Example 3: Me4FDG Distinguishes SGLT2-positive from SGLT2-neaative Lesions

[0140] This Example demonstrates a comparison of two lesions in human patients, one positive and one negative with Me4FDG. The patients received a Me4FDG PET/CT and each patient underwent surgery. The pathological specimens were stained with immunohistochemistry to measure the expression of SGLT2 in the lesions. The brown signal indicates the presence of the SGLT2 transporter in the lesion. Both lesions are adenocarcinomas, but while the positive one is positive for SGLT2, the negative one does not have the SGLT2 protein (Fig. 2). This observation confirms that Me4FDG recognizes the lesions that are malignant, and that rely on SGLT2 for glucose uptake. [0141] Throughout this application various publications are referenced. The disclosures of these publications in their entireties are hereby incorporated by reference into this application in order to describe more fully the state of the art to which this invention pertains.

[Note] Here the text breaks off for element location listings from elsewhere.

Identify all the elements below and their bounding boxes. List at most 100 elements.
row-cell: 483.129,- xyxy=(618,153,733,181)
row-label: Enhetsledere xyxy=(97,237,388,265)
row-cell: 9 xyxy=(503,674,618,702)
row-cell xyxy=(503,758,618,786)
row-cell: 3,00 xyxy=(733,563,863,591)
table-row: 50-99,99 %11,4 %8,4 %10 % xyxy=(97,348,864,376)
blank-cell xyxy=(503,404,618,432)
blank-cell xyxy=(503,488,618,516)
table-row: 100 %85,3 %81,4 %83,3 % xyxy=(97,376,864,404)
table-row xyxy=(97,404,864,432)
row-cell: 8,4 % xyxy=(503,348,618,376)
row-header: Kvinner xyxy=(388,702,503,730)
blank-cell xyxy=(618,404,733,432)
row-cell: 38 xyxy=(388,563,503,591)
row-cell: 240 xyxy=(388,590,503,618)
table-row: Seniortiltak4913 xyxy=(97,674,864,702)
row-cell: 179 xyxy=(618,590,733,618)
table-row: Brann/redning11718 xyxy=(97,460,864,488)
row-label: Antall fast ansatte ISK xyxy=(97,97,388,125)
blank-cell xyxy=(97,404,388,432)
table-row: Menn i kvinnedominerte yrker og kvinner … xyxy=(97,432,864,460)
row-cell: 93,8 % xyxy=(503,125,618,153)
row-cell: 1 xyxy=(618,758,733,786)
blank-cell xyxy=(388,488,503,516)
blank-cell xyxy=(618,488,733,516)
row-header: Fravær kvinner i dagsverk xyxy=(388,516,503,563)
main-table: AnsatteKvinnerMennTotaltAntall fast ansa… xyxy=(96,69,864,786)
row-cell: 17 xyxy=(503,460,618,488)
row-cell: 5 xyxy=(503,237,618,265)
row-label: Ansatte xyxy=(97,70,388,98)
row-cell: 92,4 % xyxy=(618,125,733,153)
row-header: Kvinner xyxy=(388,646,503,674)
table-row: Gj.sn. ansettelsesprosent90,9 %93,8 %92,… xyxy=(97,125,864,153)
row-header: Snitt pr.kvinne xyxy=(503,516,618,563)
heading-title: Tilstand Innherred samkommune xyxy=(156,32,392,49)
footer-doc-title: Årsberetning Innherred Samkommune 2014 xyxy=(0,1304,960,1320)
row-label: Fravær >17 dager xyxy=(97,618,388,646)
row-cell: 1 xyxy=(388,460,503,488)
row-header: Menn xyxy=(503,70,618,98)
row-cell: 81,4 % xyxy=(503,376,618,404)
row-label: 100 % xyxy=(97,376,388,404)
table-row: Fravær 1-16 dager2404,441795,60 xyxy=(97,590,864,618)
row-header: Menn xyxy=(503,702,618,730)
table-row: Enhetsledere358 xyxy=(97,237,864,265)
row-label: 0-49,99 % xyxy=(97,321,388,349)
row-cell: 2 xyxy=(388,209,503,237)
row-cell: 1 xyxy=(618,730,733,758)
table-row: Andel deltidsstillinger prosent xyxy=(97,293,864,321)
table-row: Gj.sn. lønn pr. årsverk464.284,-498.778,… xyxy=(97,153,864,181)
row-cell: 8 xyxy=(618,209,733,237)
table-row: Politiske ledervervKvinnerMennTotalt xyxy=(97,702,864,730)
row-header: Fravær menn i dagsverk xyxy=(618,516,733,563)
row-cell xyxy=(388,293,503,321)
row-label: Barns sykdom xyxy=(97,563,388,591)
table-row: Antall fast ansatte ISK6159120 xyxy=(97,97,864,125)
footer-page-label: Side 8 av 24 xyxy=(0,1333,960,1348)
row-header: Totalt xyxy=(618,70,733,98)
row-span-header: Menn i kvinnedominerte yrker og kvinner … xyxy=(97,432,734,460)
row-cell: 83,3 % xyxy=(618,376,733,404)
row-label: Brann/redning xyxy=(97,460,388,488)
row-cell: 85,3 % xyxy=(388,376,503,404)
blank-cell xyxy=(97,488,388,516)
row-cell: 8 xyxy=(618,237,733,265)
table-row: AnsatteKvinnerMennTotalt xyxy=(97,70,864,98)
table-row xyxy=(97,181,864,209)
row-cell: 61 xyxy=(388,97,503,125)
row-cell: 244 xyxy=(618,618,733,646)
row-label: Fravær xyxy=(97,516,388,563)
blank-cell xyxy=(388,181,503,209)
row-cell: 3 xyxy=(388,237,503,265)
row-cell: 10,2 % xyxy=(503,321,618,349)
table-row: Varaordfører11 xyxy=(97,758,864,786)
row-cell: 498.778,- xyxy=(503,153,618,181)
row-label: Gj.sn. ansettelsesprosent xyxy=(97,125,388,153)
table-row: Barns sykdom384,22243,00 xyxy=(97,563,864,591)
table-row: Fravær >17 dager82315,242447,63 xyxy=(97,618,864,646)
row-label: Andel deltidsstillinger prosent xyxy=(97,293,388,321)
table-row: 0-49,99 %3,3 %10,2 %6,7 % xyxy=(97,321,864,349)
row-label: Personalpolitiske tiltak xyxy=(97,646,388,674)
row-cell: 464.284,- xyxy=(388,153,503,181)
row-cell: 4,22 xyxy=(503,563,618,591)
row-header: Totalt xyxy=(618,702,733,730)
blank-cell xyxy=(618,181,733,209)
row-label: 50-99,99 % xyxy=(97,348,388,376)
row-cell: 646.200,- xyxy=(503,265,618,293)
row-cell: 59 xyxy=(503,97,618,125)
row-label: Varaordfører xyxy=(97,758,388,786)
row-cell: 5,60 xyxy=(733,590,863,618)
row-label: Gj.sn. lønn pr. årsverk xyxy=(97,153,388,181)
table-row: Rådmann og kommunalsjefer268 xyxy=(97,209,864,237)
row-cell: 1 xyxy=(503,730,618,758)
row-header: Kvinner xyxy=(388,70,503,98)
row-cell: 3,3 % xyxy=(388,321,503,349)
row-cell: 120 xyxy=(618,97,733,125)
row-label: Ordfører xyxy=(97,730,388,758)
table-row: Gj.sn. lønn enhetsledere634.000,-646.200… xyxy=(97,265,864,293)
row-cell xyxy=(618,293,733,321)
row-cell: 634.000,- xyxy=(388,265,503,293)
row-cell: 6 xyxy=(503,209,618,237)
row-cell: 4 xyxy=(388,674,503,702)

[0142] Those skilled in the art will appreciate that the conceptions and specific embodiments disclosed in the foregoing description may be readily utilized as a basis for modifying or designing other embodiments for carrying out the same purposes of the present invention. Those skilled in the art will also appreciate that such equivalent embodiments do not depart from the spirit and scope of the invention as set forth in the appended claims.